Les patients ont été suivis pendant quatre ans en moyenne. S’agissant d’une population à haut risque, un total de 107 événements cardiaques majeurs a été enregistré au cours de l’étude. Parmi eux, on a recensé des cas d’insuffisance cardiaque ayant conduit à une hospitalisation, des infarctus, des AVC et la mort. Les patients qui avaient reçu les compléments en vitamine D voyaient leur risque de subir une deuxième crise cardiaque diminuer de 50 %, ainsi qu’une réduction globale de risque de vivre un événement cardiaque majeur.
CE QUE CELA SIGNIFIE POUR L’AVENIR
TARGET-D est une étude importante. Elle a établi qu’une population de patients à haut risque pouvait tirer parti des bénéfices de la prise de compléments en vitamine D pour atteindre une concentration située entre 40 et 80 ng/ml. Cette étude devra être répétée sur un échantillon de patients plus important.
« C’est une étude limitée : elle est assez petite en termes de taille, mais les effets sont prometteurs », déclare Markus Herrmann. « J’aimerais voir plus d’études comme celle-ci. »

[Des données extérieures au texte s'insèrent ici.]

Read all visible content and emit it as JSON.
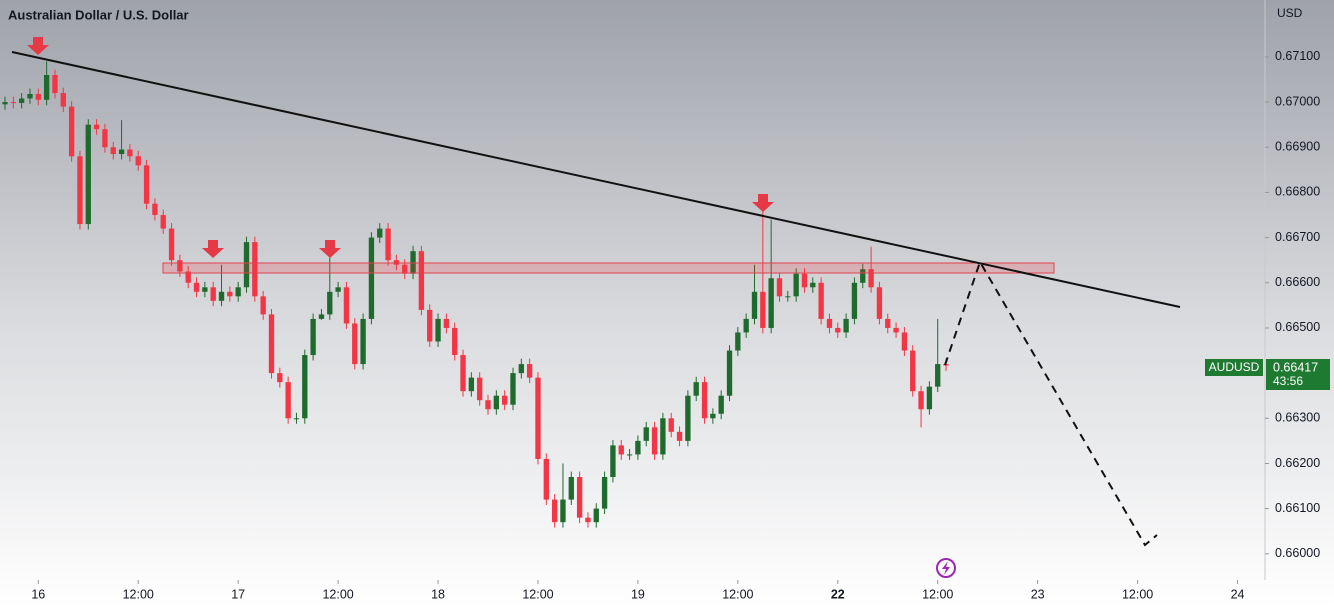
{
  "chart_data": {
    "type": "candlestick",
    "title": "Australian Dollar / U.S. Dollar",
    "currency": "USD",
    "symbol": "AUDUSD",
    "last_price_label": "0.66417",
    "countdown": "43:56",
    "up_color": "#1f6b2d",
    "down_color": "#f23645",
    "xlim": [
      -0.6,
      151.3
    ],
    "ylim": [
      0.65942,
      0.67226
    ],
    "xticks": [
      {
        "value": 4,
        "label": "16"
      },
      {
        "value": 16,
        "label": "12:00"
      },
      {
        "value": 28,
        "label": "17"
      },
      {
        "value": 40,
        "label": "12:00"
      },
      {
        "value": 52,
        "label": "18"
      },
      {
        "value": 64,
        "label": "12:00"
      },
      {
        "value": 76,
        "label": "19"
      },
      {
        "value": 88,
        "label": "12:00"
      },
      {
        "value": 100,
        "label": "22"
      },
      {
        "value": 112,
        "label": "12:00"
      },
      {
        "value": 124,
        "label": "23"
      },
      {
        "value": 136,
        "label": "12:00"
      },
      {
        "value": 148,
        "label": "24"
      }
    ],
    "yticks": [
      {
        "value": 0.671,
        "label": "0.67100"
      },
      {
        "value": 0.67,
        "label": "0.67000"
      },
      {
        "value": 0.669,
        "label": "0.66900"
      },
      {
        "value": 0.668,
        "label": "0.66800"
      },
      {
        "value": 0.667,
        "label": "0.66700"
      },
      {
        "value": 0.666,
        "label": "0.66600"
      },
      {
        "value": 0.665,
        "label": "0.66500"
      },
      {
        "value": 0.663,
        "label": "0.66300"
      },
      {
        "value": 0.662,
        "label": "0.66200"
      },
      {
        "value": 0.661,
        "label": "0.66100"
      },
      {
        "value": 0.66,
        "label": "0.66000"
      }
    ],
    "ohlc": [
      [
        0.66995,
        0.67012,
        0.66983,
        0.67
      ],
      [
        0.67,
        0.67012,
        0.66986,
        0.66998
      ],
      [
        0.66998,
        0.6702,
        0.66986,
        0.67008
      ],
      [
        0.67008,
        0.6703,
        0.66996,
        0.67018
      ],
      [
        0.67018,
        0.6703,
        0.66993,
        0.67005
      ],
      [
        0.67005,
        0.6709,
        0.66993,
        0.6706
      ],
      [
        0.6706,
        0.67072,
        0.67008,
        0.6702
      ],
      [
        0.6702,
        0.67032,
        0.66978,
        0.6699
      ],
      [
        0.6699,
        0.67002,
        0.66868,
        0.6688
      ],
      [
        0.6688,
        0.66892,
        0.66718,
        0.6673
      ],
      [
        0.6673,
        0.66962,
        0.66718,
        0.6695
      ],
      [
        0.6695,
        0.66962,
        0.66928,
        0.6694
      ],
      [
        0.6694,
        0.66952,
        0.66888,
        0.669
      ],
      [
        0.669,
        0.66912,
        0.66873,
        0.66885
      ],
      [
        0.66885,
        0.6696,
        0.66873,
        0.66895
      ],
      [
        0.66895,
        0.66907,
        0.66868,
        0.6688
      ],
      [
        0.6688,
        0.66892,
        0.66848,
        0.6686
      ],
      [
        0.6686,
        0.66872,
        0.66763,
        0.66775
      ],
      [
        0.66775,
        0.66787,
        0.66738,
        0.6675
      ],
      [
        0.6675,
        0.66762,
        0.66708,
        0.6672
      ],
      [
        0.6672,
        0.66732,
        0.66638,
        0.6665
      ],
      [
        0.6665,
        0.66662,
        0.66613,
        0.66625
      ],
      [
        0.66625,
        0.66637,
        0.66588,
        0.666
      ],
      [
        0.666,
        0.66612,
        0.66568,
        0.6658
      ],
      [
        0.6658,
        0.66602,
        0.66568,
        0.6659
      ],
      [
        0.6659,
        0.66602,
        0.66548,
        0.6656
      ],
      [
        0.6656,
        0.6664,
        0.66548,
        0.6658
      ],
      [
        0.6658,
        0.66592,
        0.66558,
        0.6657
      ],
      [
        0.6657,
        0.66602,
        0.66558,
        0.6659
      ],
      [
        0.6659,
        0.66702,
        0.66578,
        0.6669
      ],
      [
        0.6669,
        0.66702,
        0.66558,
        0.6657
      ],
      [
        0.6657,
        0.66582,
        0.66518,
        0.6653
      ],
      [
        0.6653,
        0.66542,
        0.66388,
        0.664
      ],
      [
        0.664,
        0.66412,
        0.66368,
        0.6638
      ],
      [
        0.6638,
        0.66392,
        0.66288,
        0.663
      ],
      [
        0.663,
        0.66312,
        0.66288,
        0.663
      ],
      [
        0.663,
        0.66452,
        0.66288,
        0.6644
      ],
      [
        0.6644,
        0.66532,
        0.66428,
        0.6652
      ],
      [
        0.6652,
        0.66542,
        0.66518,
        0.6653
      ],
      [
        0.6653,
        0.6668,
        0.66518,
        0.6658
      ],
      [
        0.6658,
        0.66602,
        0.66568,
        0.6659
      ],
      [
        0.6659,
        0.66602,
        0.66498,
        0.6651
      ],
      [
        0.6651,
        0.66522,
        0.66408,
        0.6642
      ],
      [
        0.6642,
        0.66532,
        0.66408,
        0.6652
      ],
      [
        0.6652,
        0.66712,
        0.66508,
        0.667
      ],
      [
        0.667,
        0.66732,
        0.66688,
        0.6672
      ],
      [
        0.6672,
        0.66732,
        0.66638,
        0.6665
      ],
      [
        0.6665,
        0.66662,
        0.66628,
        0.6664
      ],
      [
        0.6664,
        0.66652,
        0.66608,
        0.6662
      ],
      [
        0.6662,
        0.66682,
        0.66608,
        0.6667
      ],
      [
        0.6667,
        0.66682,
        0.66528,
        0.6654
      ],
      [
        0.6654,
        0.66552,
        0.66458,
        0.6647
      ],
      [
        0.6647,
        0.66532,
        0.66458,
        0.6652
      ],
      [
        0.6652,
        0.66532,
        0.66488,
        0.665
      ],
      [
        0.665,
        0.66512,
        0.66428,
        0.6644
      ],
      [
        0.6644,
        0.66452,
        0.66348,
        0.6636
      ],
      [
        0.6636,
        0.66402,
        0.66348,
        0.6639
      ],
      [
        0.6639,
        0.66402,
        0.66328,
        0.6634
      ],
      [
        0.6634,
        0.66352,
        0.66308,
        0.6632
      ],
      [
        0.6632,
        0.66362,
        0.66308,
        0.6635
      ],
      [
        0.6635,
        0.66362,
        0.66318,
        0.6633
      ],
      [
        0.6633,
        0.66412,
        0.66318,
        0.664
      ],
      [
        0.664,
        0.66432,
        0.66388,
        0.6642
      ],
      [
        0.6642,
        0.66432,
        0.66378,
        0.6639
      ],
      [
        0.6639,
        0.66402,
        0.66198,
        0.6621
      ],
      [
        0.6621,
        0.66222,
        0.66108,
        0.6612
      ],
      [
        0.6612,
        0.66132,
        0.66058,
        0.6607
      ],
      [
        0.6607,
        0.662,
        0.66058,
        0.6612
      ],
      [
        0.6612,
        0.66182,
        0.66108,
        0.6617
      ],
      [
        0.6617,
        0.66182,
        0.66068,
        0.6608
      ],
      [
        0.6608,
        0.66092,
        0.66058,
        0.6607
      ],
      [
        0.6607,
        0.66112,
        0.66058,
        0.661
      ],
      [
        0.661,
        0.66182,
        0.66088,
        0.6617
      ],
      [
        0.6617,
        0.66252,
        0.66158,
        0.6624
      ],
      [
        0.6624,
        0.66252,
        0.66208,
        0.6622
      ],
      [
        0.6622,
        0.66232,
        0.66208,
        0.6622
      ],
      [
        0.6622,
        0.66262,
        0.66208,
        0.6625
      ],
      [
        0.6625,
        0.66292,
        0.66238,
        0.6628
      ],
      [
        0.6628,
        0.66292,
        0.66208,
        0.6622
      ],
      [
        0.6622,
        0.66312,
        0.66208,
        0.663
      ],
      [
        0.663,
        0.66312,
        0.66258,
        0.6627
      ],
      [
        0.6627,
        0.66282,
        0.66238,
        0.6625
      ],
      [
        0.6625,
        0.66362,
        0.66238,
        0.6635
      ],
      [
        0.6635,
        0.66392,
        0.66338,
        0.6638
      ],
      [
        0.6638,
        0.66392,
        0.66288,
        0.663
      ],
      [
        0.663,
        0.66322,
        0.66288,
        0.6631
      ],
      [
        0.6631,
        0.66362,
        0.66298,
        0.6635
      ],
      [
        0.6635,
        0.66462,
        0.66338,
        0.6645
      ],
      [
        0.6645,
        0.66502,
        0.66438,
        0.6649
      ],
      [
        0.6649,
        0.66532,
        0.66478,
        0.6652
      ],
      [
        0.6652,
        0.6664,
        0.66508,
        0.6658
      ],
      [
        0.6658,
        0.6676,
        0.66488,
        0.665
      ],
      [
        0.665,
        0.6674,
        0.66488,
        0.6661
      ],
      [
        0.6661,
        0.66622,
        0.66558,
        0.6657
      ],
      [
        0.6657,
        0.66582,
        0.66558,
        0.6657
      ],
      [
        0.6657,
        0.66632,
        0.66558,
        0.6662
      ],
      [
        0.6662,
        0.66632,
        0.66578,
        0.6659
      ],
      [
        0.6659,
        0.66612,
        0.66578,
        0.666
      ],
      [
        0.666,
        0.66612,
        0.66508,
        0.6652
      ],
      [
        0.6652,
        0.66532,
        0.66488,
        0.665
      ],
      [
        0.665,
        0.66512,
        0.66478,
        0.6649
      ],
      [
        0.6649,
        0.66532,
        0.66478,
        0.6652
      ],
      [
        0.6652,
        0.66612,
        0.66508,
        0.666
      ],
      [
        0.666,
        0.66642,
        0.66588,
        0.6663
      ],
      [
        0.6663,
        0.6668,
        0.66578,
        0.6659
      ],
      [
        0.6659,
        0.66602,
        0.66508,
        0.6652
      ],
      [
        0.6652,
        0.66532,
        0.66488,
        0.665
      ],
      [
        0.665,
        0.66512,
        0.66478,
        0.6649
      ],
      [
        0.6649,
        0.66502,
        0.66438,
        0.6645
      ],
      [
        0.6645,
        0.66462,
        0.66348,
        0.6636
      ],
      [
        0.6636,
        0.66372,
        0.6628,
        0.6632
      ],
      [
        0.6632,
        0.66382,
        0.66308,
        0.6637
      ],
      [
        0.6637,
        0.6652,
        0.66358,
        0.6642
      ],
      [
        0.6642,
        0.66432,
        0.66405,
        0.66417
      ]
    ]
  }
}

Les chercheurs voudront également chercher à savoir si un régime similaire de compléments en vitamine D pourrait aider dans d’autres cas de figure, par exemple, chez un patient qui n’a jamais eu d’infarctus.
À l’avenir, il sera tout aussi important de s’assurer que les patients consomment la bonne quantité de vitamine D. En prendre trop peut s’avérer tout aussi problématique que pas assez. On associe toutefois un faible taux de vitamine D à de nombreux problèmes de santé : fatigue, malaises, courbatures. Et un surplus peut provoquer des calculs rénaux et une concentration excessive de calcium dans le sang.
Mais alors que les chercheurs tentent de répondre à ces questions, ils ont un conseil important qui s’adresse à tous ceux qui sont curieux des bienfaits de la vitamine D pour le cœur. « Si votre niveau de vitamine D est bas, ou que vous vous en inquiétez, consultez votre médecin traitant pour convenir d’un dosage approprié », conclut B. Keith Ellis.
Cet article a initialement paru sur le site nationalgeographic.com en langue anglaise.